To stay human in an online world, we have to rebel against this idea that we must optimize, monetize, and be as productive as machines at every twist and turn. 

Some of us feel like, As Gannon describes, a “content farm” at work, checking emails, pressing buttons, zooming, constantly attached to machines. We continuously turn to our electronics creating a social anxiety that is caused or heightened by the electronics we depend on. 

I hope over time we can start to distance ourselves and unpick our relationship with this digital validation that most of us have grown up with. 

When I was 22, my friend at the time said I needed to get a smartphone (which had just hit the world) and I did not like the idea of it. At 23 I joined, feeling obligated to share my artwork on the new social media outlet called Instagram. Honestly, I was worried it would take control of my life as I usually do not like to be on my phone for prolonged periods of time. And I was right. It is a constant in my everyday life, as I’m sure it is in yours. And, well, it can be a bit much. Online fatigue is real, so how do we create a healthy balance for living online and off? 

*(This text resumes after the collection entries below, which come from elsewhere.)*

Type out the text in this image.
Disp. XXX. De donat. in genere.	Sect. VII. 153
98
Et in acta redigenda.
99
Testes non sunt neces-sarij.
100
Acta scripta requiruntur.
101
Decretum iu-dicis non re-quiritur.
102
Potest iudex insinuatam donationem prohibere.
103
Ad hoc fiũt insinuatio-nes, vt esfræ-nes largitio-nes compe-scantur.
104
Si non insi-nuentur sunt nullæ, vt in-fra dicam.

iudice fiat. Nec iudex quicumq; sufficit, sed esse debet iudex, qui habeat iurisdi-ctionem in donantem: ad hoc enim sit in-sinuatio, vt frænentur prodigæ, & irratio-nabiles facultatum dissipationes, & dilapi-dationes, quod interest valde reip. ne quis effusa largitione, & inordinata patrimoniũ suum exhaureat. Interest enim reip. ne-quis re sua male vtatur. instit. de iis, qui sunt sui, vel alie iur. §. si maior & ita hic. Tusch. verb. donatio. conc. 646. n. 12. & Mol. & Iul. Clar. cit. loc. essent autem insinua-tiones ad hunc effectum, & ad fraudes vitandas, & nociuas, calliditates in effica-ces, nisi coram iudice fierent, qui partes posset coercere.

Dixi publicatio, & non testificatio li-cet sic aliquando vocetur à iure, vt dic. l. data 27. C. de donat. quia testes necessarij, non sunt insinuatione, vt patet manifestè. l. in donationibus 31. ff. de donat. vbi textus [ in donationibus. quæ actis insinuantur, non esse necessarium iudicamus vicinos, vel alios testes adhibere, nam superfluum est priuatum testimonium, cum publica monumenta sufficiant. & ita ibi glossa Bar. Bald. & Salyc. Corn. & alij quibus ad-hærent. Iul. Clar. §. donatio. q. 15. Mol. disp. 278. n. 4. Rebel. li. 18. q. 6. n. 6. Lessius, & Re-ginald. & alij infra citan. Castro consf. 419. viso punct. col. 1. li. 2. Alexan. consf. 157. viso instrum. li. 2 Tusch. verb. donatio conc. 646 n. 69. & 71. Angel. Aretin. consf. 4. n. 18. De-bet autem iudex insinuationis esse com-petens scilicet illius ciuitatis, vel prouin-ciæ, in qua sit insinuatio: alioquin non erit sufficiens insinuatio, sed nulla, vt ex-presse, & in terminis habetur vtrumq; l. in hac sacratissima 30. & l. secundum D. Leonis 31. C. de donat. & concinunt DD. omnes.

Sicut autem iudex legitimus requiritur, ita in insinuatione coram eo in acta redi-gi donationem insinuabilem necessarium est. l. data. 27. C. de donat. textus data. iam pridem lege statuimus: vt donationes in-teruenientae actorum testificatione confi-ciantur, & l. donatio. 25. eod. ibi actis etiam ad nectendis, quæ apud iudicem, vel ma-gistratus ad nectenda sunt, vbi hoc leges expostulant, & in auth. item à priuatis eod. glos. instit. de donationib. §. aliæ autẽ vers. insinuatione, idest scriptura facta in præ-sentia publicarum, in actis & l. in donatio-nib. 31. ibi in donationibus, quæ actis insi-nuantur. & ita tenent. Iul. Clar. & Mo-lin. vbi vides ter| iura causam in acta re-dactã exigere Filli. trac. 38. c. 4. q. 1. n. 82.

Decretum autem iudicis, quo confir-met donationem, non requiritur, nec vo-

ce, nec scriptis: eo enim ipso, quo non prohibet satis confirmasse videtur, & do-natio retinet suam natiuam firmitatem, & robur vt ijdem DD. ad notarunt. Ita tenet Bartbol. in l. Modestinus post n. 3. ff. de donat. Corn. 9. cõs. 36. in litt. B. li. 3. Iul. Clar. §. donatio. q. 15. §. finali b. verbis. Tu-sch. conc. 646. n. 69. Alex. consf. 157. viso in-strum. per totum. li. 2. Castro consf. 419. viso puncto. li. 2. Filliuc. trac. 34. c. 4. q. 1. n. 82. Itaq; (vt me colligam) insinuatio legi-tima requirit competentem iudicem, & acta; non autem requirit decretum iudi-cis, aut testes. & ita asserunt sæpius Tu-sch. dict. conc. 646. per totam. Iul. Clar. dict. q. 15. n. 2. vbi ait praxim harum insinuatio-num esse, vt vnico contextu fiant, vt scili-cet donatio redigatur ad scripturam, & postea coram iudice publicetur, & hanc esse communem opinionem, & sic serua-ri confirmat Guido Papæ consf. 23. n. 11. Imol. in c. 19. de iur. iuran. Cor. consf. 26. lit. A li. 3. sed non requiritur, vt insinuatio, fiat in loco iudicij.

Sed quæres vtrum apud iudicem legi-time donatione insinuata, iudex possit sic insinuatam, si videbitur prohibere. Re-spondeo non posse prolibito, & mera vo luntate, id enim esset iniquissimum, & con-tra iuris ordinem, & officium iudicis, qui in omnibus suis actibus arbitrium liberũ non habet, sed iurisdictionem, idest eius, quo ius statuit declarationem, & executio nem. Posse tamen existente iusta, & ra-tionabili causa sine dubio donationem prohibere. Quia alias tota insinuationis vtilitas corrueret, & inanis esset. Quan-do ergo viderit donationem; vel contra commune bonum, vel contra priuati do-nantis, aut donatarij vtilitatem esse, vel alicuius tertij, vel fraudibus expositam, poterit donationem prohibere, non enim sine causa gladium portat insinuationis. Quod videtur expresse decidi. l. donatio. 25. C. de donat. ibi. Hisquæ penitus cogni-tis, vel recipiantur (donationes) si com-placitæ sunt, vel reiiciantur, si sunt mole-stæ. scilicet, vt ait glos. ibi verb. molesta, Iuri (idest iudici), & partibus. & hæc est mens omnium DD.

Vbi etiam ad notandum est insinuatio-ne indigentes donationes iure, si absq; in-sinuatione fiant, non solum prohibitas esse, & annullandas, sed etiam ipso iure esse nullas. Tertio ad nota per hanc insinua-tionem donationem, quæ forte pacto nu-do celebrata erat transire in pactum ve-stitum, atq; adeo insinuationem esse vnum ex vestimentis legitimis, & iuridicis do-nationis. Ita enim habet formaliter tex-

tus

Despite all the negatives being plugged in can have, it has also created a wonderful and necessary part for modern life. During the lockdown, some of us were still able to continue working from the safety of our own homes. It brings many assets to our lives, both business and personal. It has helped through a world pandemic, is a great asset for activism and bringing awareness to important topics, and also connects us with friends and family who live far away. There needs to be a balance. Gannon brings us this easy and fast read to guide us in reassessing our relationship with the devices that surround us each day. Maybe you are reading this on your phone, a break from the usual scroll. Have you questioned your relationship to your devices lately? I hope this review will prompt you to set down the phone and pick up the book.